What a Shame, You Do Not Speak 'Your Own Language'

Sitting in a car dealership in Los Angeles several months ago, I noticed a man who was about 55 years old. He had a tall and fair complexion but was speaking Spanish and asking for information about his car. Across the desk was a young man about 22 years old, short, dark-skinned. He answered, "Excuse me! How can I help you?"

The client immediately shot back: "How is it you don't speak Spanish? Mmm! It's a shame that living in Los Angeles you do not speak your own language. If you look more Mexican than me," emphasized the client, looking around for an acknowledgement to support his unfortunate comments.

The young man blushed and asked the man with his hands to wait a minute, but not before venting his frustration and telling the client in English:

"We are in the United States and it does not matter if we live in LA or not. The language that we have to use to understand each other is English," he said as he left.

Moments later, a bilingual worker came to the counter and the client continued to complain. "How come a cashier in this position is not able to respond in Spanish? If workers do not want to speak or do not know Spanish they should not be in this position." The bilingual worker simply apologized and tried to serve the customer.
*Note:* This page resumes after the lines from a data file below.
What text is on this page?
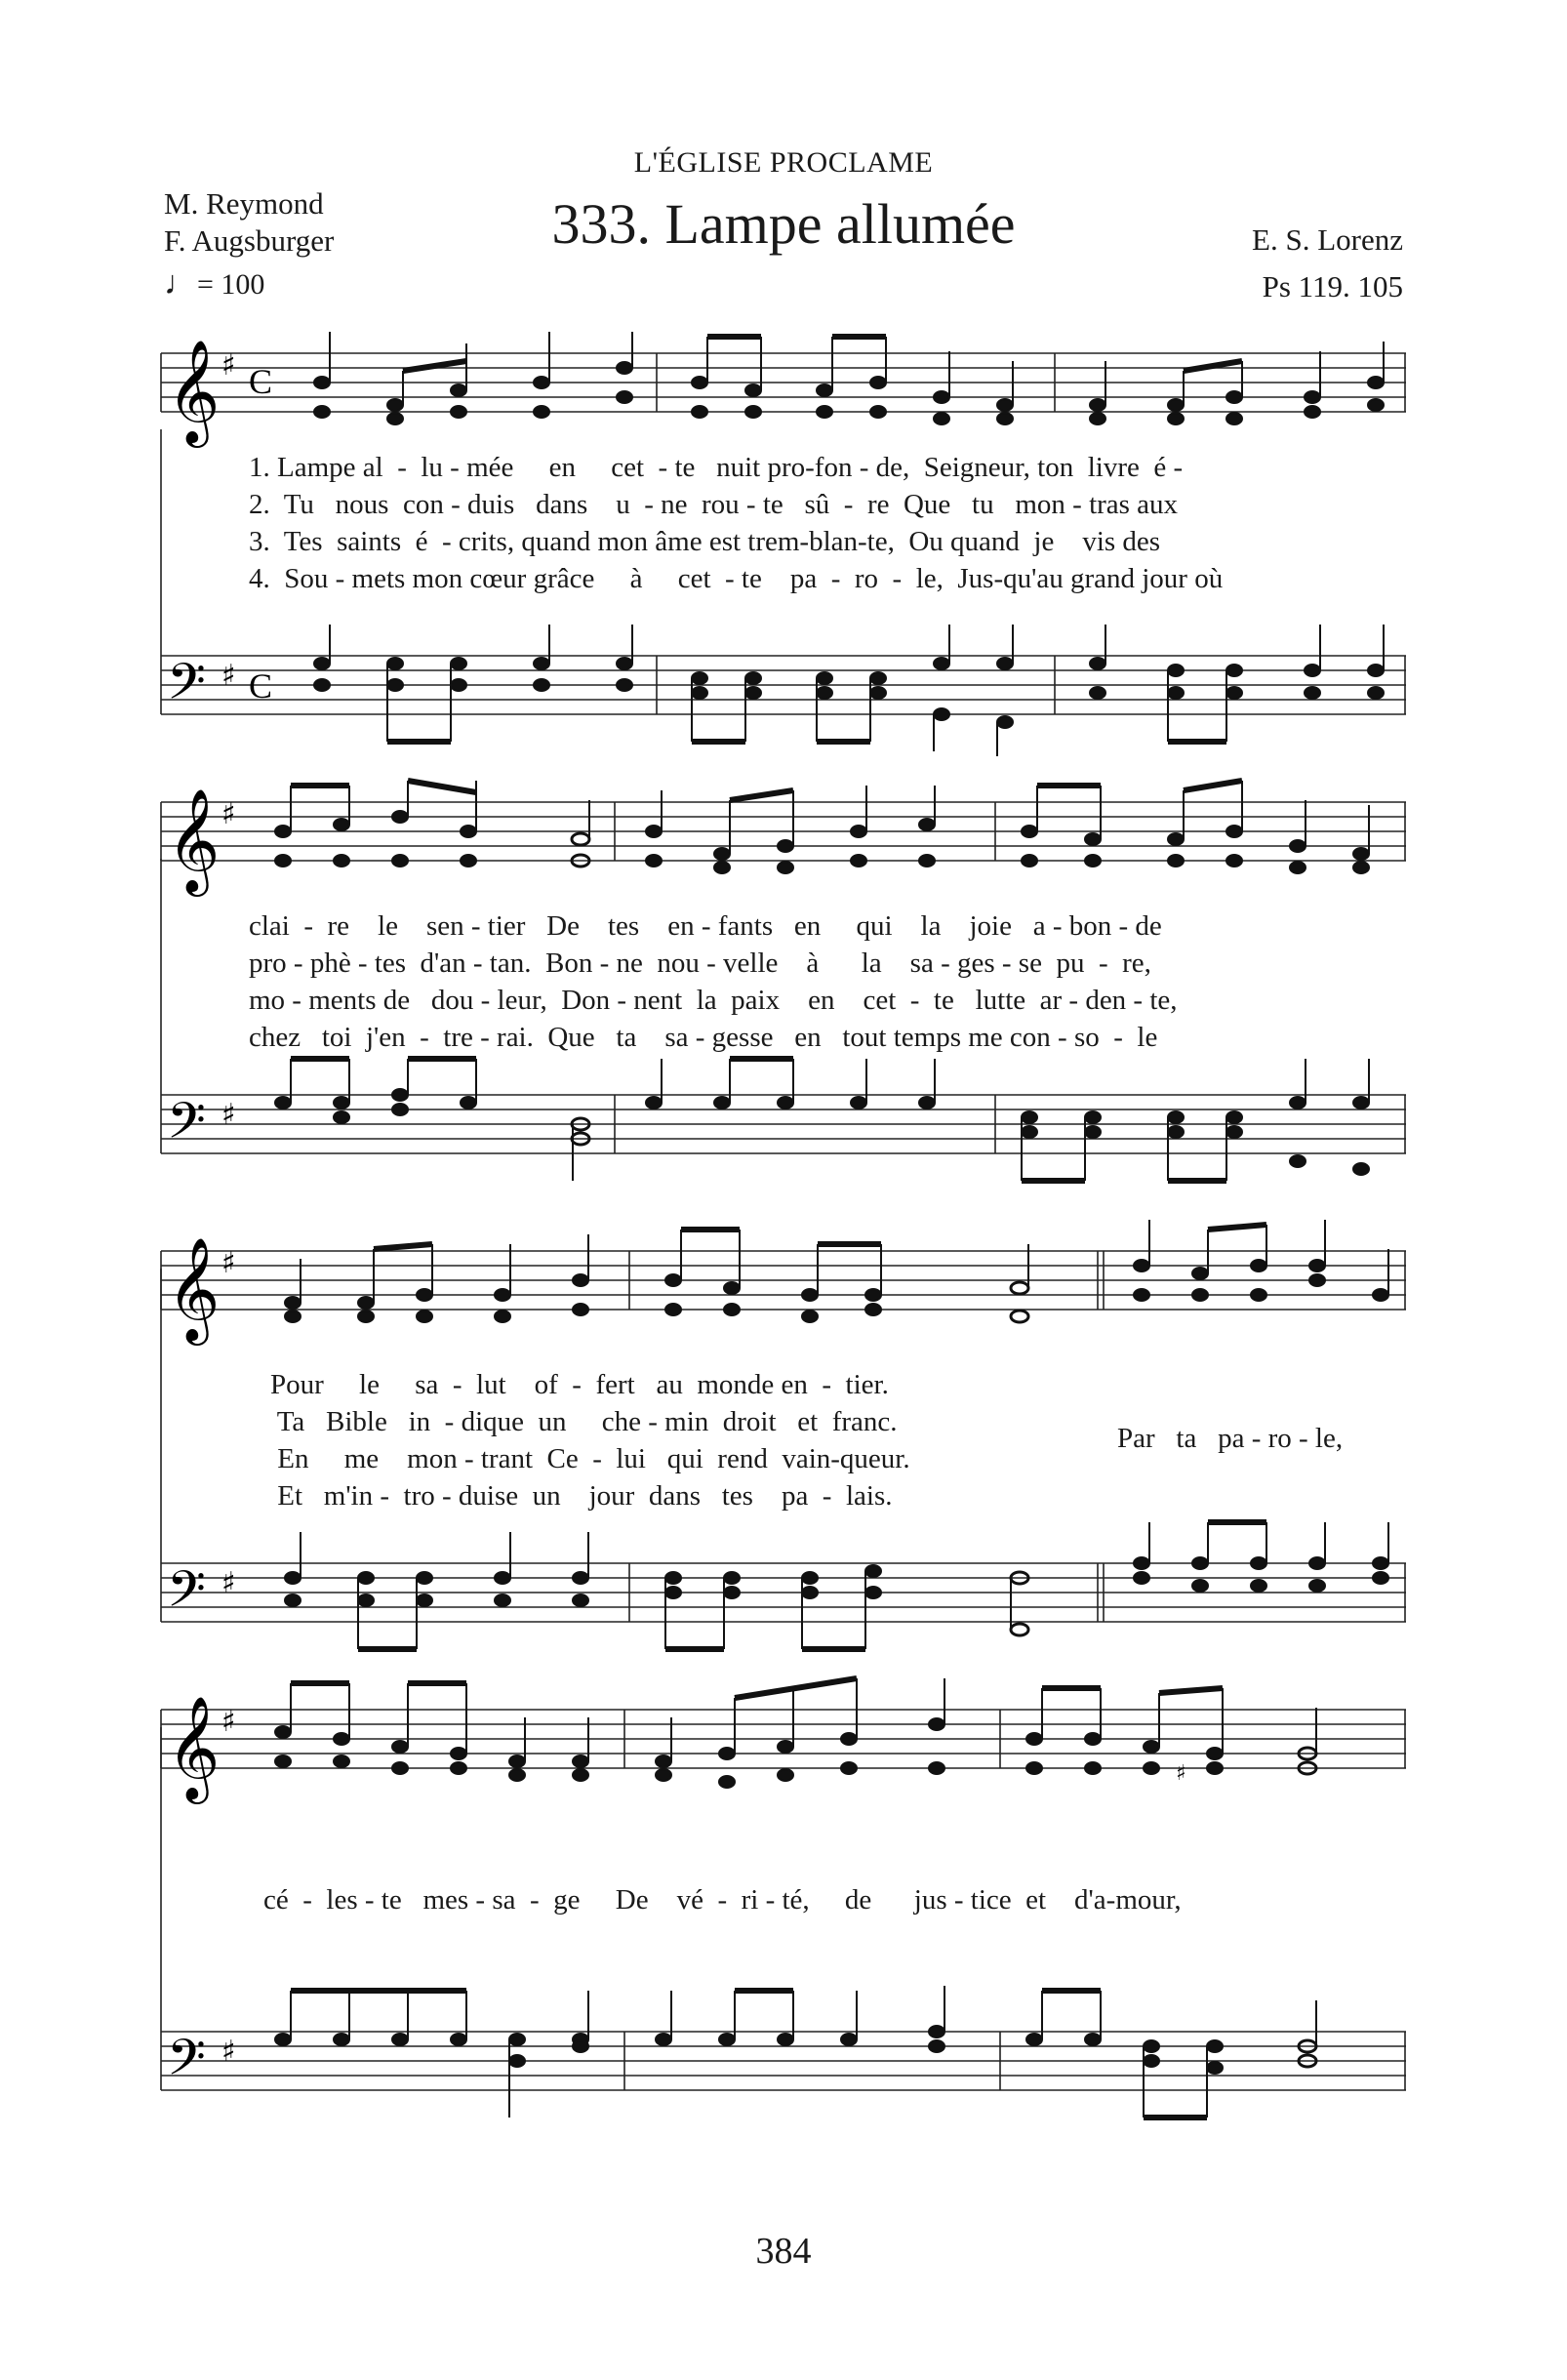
L'ÉGLISE PROCLAME
333. Lampe allumée
M. Reymond
F. Augsburger
♩= 100
E. S. Lorenz
Ps 119. 105
𝄞 ♯ C
1. Lampe al  -  lu - mée     en     cet  - te   nuit pro-fon - de,  Seigneur, ton  livre  é -
2.  Tu   nous  con - duis   dans    u  - ne  rou - te   sû  -  re  Que   tu   mon - tras aux
3.  Tes  saints  é  - crits, quand mon âme est trem-blan-te,  Ou quand  je    vis des
4.  Sou - mets mon cœur grâce     à     cet  - te    pa  -  ro  -  le,  Jus-qu'au grand jour où
𝄢 ♯ C
𝄞 ♯
clai  -  re    le    sen - tier   De    tes    en - fants   en     qui    la    joie   a - bon - de
pro - phè - tes  d'an - tan.  Bon - ne  nou - velle    à      la    sa - ges - se  pu  -  re,
mo - ments de   dou - leur,  Don - nent  la  paix    en    cet  -  te   lutte  ar - den - te,
chez   toi  j'en  -  tre - rai.  Que   ta    sa - gesse   en   tout temps me con - so  -  le
𝄢 ♯
𝄞 ♯
Pour     le     sa  -  lut    of  -  fert   au  monde en  -  tier.
Ta   Bible   in  - dique  un     che - min  droit   et  franc.
En     me    mon - trant  Ce  -  lui   qui  rend  vain-queur.
Et   m'in -  tro - duise  un    jour  dans   tes    pa  -  lais.
Par   ta   pa - ro - le,
𝄢 ♯
𝄞 ♯
♯
cé  -  les - te   mes - sa  -  ge     De    vé  -  ri - té,     de      jus - tice  et    d'a-mour,
𝄢 ♯
384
Once he finished, the client went to sit down by my side, waiting for his car. I asked him if he knew how to speak English, and he stared at me as if expecting a negative comment to his previous statement.

He said, "Yes," but he emphasized that he preferred to speak Spanish. In addition, he reaffirmed: "This was Mexico before and look at the young guy, he looks more Oaxaquita than anything and he does not speak Spanish. It's a shame they are from Mexico or of Mexican descendent and they don't even speak the language."
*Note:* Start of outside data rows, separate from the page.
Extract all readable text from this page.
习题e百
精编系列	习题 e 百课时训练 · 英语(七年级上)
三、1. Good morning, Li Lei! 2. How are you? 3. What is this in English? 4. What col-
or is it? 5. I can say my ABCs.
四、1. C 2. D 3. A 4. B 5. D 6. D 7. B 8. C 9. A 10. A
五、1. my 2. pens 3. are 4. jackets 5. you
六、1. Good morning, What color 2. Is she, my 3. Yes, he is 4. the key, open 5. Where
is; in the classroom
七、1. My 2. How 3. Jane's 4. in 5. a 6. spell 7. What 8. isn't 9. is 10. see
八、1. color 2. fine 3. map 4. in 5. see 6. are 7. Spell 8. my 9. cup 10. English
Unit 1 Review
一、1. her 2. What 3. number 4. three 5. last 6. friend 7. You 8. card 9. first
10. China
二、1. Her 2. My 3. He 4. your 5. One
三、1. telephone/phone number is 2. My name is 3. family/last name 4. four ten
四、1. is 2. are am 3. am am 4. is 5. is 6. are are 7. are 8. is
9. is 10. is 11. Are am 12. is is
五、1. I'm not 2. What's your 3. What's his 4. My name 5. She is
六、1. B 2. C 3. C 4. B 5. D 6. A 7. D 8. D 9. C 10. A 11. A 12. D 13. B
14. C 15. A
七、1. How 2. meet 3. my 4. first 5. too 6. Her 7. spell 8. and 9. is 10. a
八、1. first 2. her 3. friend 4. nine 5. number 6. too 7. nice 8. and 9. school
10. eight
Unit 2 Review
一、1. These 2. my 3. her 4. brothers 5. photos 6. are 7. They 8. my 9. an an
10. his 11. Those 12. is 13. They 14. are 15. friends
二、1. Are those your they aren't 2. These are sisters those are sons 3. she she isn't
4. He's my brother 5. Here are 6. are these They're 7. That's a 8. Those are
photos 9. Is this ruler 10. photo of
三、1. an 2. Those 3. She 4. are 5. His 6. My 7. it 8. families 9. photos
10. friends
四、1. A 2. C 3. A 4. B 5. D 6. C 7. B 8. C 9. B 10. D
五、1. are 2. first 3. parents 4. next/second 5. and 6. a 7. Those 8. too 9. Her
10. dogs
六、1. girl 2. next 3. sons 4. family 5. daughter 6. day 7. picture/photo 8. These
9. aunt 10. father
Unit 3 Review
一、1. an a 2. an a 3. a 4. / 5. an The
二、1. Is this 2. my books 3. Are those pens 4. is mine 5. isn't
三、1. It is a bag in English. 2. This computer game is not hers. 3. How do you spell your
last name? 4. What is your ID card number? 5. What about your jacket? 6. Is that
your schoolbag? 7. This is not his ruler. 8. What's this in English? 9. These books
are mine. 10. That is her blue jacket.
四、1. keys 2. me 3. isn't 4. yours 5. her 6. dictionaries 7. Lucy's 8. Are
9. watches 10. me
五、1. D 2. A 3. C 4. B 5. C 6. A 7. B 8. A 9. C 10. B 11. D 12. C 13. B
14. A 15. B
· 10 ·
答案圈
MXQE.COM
Then I asked him if he considered his comments about the cashier to be unfair or even discriminatory and he responded: "Of course not. We Mexicans do not discriminate, we are not racist people. All I'm asking is to be addressed in Spanish, that's it."
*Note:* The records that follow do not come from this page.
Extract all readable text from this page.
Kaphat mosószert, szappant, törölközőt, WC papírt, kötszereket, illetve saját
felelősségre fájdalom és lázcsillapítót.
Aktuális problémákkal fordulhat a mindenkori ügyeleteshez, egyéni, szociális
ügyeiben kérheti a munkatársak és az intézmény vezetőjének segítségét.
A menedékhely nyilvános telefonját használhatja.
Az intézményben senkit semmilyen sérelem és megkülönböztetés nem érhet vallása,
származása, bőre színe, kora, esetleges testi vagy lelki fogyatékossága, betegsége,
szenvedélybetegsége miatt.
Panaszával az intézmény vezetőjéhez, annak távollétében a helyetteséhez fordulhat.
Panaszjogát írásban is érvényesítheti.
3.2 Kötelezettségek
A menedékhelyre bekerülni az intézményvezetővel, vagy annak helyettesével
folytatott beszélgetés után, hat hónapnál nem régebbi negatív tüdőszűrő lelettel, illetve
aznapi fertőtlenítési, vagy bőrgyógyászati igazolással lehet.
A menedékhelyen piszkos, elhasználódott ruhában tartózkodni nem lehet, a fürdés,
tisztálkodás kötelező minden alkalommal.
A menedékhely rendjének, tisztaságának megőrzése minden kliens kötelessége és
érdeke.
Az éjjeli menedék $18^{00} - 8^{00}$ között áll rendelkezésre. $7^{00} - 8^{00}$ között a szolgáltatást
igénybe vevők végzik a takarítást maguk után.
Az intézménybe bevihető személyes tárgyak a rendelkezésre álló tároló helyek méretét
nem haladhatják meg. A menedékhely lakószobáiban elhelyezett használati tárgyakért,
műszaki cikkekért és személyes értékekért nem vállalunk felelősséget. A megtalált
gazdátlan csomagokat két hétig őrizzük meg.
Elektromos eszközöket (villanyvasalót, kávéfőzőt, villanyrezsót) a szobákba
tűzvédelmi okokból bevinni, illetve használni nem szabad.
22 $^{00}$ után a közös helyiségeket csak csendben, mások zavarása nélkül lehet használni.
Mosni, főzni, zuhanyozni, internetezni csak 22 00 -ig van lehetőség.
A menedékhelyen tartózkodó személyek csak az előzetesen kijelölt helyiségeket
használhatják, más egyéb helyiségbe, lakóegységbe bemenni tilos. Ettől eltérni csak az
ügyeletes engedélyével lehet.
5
He looked upset because the type of conversation we were having. I asked for his name and he didn't want to give it to me, however, all I got to know was that he was from Mexico and he has been living in the United States for the last 24 years.

What amazed me most about the incident is how often many of us do not emphasize the importance of learning English. We cannot forget that we live in the United States and no matter how big the Latino community is, or any other community, the predominant language in this country is English -- and it would do us all well to learn and speak it.

The argument that this was Mexico before, or that the Latino community is so large in Los Angeles that now everyone should learn Spanish, is fundamentally flawed. We cannot segregate and isolate ourselves from the rest of the society. This does not mean we have to lose our roots, but we must learn English if we want to prosper in an predominantly English speaking country. We must learn to respect people who do not speak Spanish, whether they look Latino or not.

Richard Rodriguez, a Mexican-American writer in his book "Hunger of Memory" suggests that the public language must be one that unites us all and that must be English. If one is bilingual or speaks more languages; that's great -- but it's greater if all communities in public could understand and communicate with each other.

I really doubt that the Mexican man at the car dealership spoke much English and if he did, he hid it very well -- he did not waste one word. But his arrogance, ignorance and lack of tolerance didn't permit him to see how outrageous his behavior truly was.

Out of all negative attitudes displayed by the old man in those ten minutes, however, the most serious was the lack of tolerance and respect for the young guy. These are essential values to treat others with, especially if we, as Latinos, are asking for the same in return from the rest of the nation.

When I was leaving the dealership, I had the opportunity to see the young guy, taking his break, and smoking on a bench outside. I asked him if he was born in Mexico or the United States and if his parents were immigrants or were born in this country?

He told me that he was born in the U.S. and his parents were Mexican, but he had grown most of his life in the Los Angeles County Department of Children and Family Services and never had the opportunity to learn Spanish.